Home

Raad van State, 08-01-2020, ECLI:NL:RVS:2020:26, 201901851/1/A2

Raad van State, 08-01-2020, ECLI:NL:RVS:2020:26, 201901851/1/A2

Gegevens

Instantie
Raad van State
Datum uitspraak
8 januari 2020
Datum publicatie
8 januari 2020
ECLI
ECLI:NL:RVS:2020:26
Zaaknummer
201901851/1/A2

Inhoudsindicatie

Bij besluit van 8 januari 2018 heeft de raad voor rechtsbijstand de voor een toevoeging vastgestelde vergoeding ingetrokken. [appellant] is rechtsbijstandverlener en neemt deel aan het High Trust-programma van de raad. Uitgangspunt van dit programma is dat de vraag of een zaak toevoegingswaardig is niet langer door de raad naar aanleiding van een toevoegingsaanvraag, maar door de rechtsbijstandverlener voorafgaande aan het indienen van de aanvraag wordt beoordeeld. Afgegeven toevoegingen en vastgestelde vergoedingen worden vervolgens achteraf steekproefsgewijs gecontroleerd.

Uitspraak

201901851/1/A2.

Datum uitspraak: 8 januari 2020

AFDELING

BESTUURSRECHTSPRAAK

Uitspraak op het hoger beroep van:

[appellant], kantoorhoudend te [plaats],

appellant,

tegen de uitspraak van de rechtbank Den Haag van 18 januari 2019 in zaak nr. 18/3601 in het geding tussen:

[appellant]

en

het bestuur van de raad voor rechtsbijstand (hierna: de raad).

Procesverloop

Bij besluit van 8 januari 2018 heeft de raad de voor een toevoeging vastgestelde vergoeding ingetrokken.

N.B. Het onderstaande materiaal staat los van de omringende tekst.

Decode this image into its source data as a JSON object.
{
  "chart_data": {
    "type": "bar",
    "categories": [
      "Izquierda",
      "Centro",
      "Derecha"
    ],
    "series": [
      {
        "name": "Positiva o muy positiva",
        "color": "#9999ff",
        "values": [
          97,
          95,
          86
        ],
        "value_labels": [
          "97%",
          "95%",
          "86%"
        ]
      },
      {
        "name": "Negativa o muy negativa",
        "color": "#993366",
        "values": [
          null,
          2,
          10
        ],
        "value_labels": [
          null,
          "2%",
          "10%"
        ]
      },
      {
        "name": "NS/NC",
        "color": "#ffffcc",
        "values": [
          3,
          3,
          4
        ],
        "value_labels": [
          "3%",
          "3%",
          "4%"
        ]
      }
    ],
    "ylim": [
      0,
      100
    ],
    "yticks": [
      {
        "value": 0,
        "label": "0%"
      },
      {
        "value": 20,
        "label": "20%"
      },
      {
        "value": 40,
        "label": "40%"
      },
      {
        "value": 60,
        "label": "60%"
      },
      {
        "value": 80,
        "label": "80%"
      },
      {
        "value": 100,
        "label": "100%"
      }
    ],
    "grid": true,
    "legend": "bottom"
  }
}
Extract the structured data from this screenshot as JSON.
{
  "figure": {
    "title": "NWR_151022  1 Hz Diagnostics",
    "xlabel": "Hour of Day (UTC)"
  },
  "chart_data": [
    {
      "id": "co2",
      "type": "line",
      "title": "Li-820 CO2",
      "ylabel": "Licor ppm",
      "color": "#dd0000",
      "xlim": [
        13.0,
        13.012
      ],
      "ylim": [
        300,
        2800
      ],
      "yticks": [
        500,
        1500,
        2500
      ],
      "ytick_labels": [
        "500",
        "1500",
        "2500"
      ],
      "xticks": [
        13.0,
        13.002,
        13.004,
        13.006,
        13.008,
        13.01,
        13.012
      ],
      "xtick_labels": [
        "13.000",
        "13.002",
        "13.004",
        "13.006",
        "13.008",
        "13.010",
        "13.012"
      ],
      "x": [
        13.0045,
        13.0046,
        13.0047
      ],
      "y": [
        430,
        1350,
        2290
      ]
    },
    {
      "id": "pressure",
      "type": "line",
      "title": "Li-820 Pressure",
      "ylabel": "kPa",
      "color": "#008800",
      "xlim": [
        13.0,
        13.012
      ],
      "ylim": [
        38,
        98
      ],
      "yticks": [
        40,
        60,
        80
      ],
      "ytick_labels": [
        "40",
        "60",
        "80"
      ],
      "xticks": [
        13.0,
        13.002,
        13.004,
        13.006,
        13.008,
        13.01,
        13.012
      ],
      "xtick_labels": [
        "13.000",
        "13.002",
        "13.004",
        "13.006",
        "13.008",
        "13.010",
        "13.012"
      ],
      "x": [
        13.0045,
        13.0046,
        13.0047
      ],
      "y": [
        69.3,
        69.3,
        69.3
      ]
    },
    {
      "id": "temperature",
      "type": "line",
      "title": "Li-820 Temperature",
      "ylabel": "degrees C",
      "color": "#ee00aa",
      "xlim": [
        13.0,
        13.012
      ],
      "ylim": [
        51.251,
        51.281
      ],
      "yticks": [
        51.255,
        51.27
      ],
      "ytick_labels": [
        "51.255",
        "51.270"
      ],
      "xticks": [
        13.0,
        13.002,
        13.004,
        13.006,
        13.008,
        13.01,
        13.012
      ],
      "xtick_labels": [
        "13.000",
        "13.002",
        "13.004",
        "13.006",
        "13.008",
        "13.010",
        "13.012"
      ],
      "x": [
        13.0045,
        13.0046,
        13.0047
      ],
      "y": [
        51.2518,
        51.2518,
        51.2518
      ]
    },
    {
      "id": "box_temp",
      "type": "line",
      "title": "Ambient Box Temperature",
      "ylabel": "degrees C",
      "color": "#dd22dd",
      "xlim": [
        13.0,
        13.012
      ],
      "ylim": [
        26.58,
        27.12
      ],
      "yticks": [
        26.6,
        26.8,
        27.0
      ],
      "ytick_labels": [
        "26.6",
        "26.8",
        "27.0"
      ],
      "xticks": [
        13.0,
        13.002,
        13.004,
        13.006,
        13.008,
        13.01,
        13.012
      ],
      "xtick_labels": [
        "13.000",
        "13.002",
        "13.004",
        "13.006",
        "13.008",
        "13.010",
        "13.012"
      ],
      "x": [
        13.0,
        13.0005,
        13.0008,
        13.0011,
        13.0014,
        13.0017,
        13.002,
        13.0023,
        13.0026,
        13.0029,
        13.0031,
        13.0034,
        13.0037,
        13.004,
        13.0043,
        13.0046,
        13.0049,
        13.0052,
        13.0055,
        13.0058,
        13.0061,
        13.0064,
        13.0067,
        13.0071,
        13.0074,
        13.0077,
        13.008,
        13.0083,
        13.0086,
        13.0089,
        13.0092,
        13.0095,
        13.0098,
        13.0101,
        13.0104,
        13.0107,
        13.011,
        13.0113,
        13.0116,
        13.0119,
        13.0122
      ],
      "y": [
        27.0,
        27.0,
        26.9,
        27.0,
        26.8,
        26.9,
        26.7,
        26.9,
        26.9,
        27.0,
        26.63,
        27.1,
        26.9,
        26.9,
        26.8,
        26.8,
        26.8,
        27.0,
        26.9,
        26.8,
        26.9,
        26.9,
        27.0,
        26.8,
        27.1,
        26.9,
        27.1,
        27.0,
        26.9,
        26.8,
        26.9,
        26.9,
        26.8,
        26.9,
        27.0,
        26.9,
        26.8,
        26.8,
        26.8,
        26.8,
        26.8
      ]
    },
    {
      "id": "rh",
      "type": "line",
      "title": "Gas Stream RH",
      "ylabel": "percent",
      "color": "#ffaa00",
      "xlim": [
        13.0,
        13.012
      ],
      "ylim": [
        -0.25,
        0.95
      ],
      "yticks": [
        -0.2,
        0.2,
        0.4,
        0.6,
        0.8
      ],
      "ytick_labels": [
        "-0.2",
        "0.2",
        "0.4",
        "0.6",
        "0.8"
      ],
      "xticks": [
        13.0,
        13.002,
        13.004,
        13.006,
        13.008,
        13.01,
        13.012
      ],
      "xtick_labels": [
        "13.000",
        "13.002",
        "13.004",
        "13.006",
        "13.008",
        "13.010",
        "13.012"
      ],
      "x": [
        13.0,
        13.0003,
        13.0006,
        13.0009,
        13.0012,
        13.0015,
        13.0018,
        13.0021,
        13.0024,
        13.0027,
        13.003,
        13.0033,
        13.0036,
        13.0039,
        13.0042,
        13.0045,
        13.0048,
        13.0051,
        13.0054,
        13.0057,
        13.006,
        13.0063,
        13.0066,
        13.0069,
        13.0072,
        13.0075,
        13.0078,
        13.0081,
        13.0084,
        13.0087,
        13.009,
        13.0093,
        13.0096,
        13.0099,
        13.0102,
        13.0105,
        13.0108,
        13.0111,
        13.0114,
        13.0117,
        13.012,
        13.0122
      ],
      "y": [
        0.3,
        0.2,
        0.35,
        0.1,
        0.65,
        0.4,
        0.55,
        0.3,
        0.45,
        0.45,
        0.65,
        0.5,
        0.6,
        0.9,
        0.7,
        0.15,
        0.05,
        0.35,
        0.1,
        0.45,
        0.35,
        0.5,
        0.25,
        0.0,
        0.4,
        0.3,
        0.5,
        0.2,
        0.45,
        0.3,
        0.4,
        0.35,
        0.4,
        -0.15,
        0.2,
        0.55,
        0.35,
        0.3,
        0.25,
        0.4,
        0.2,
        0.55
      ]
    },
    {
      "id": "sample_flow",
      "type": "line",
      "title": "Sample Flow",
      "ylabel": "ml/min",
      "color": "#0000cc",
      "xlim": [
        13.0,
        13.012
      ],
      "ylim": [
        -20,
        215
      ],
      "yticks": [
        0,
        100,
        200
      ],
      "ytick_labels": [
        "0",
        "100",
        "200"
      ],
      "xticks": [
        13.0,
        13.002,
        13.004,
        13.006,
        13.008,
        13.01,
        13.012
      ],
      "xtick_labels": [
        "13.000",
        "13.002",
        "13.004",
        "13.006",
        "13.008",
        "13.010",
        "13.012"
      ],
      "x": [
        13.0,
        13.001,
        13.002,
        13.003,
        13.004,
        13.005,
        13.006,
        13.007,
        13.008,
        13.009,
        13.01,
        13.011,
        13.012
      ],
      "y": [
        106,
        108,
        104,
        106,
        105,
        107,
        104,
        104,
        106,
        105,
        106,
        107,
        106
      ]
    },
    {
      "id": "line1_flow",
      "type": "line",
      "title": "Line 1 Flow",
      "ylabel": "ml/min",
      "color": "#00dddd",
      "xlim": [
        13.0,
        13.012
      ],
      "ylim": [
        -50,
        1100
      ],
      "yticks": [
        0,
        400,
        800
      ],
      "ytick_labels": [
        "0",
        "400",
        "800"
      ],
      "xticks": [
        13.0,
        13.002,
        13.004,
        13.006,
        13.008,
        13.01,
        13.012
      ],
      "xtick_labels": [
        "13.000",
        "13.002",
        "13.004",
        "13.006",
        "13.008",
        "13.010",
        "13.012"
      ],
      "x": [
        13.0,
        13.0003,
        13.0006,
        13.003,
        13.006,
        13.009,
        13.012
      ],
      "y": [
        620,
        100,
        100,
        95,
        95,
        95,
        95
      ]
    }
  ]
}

Bij besluit van 12 april 2018 heeft de raad het door [appellant] daartegen gemaakte bezwaar ongegrond verklaard.

Bij uitspraak van 18 januari 2019 heeft de rechtbank het door [appellant] daartegen ingestelde beroep ongegrond verklaard. Deze uitspraak is aangehecht.

Tegen deze uitspraak heeft [appellant] hoger beroep ingesteld.

De raad heeft een schriftelijke uiteenzetting gegeven.

[appellant] heeft een nader stuk ingediend.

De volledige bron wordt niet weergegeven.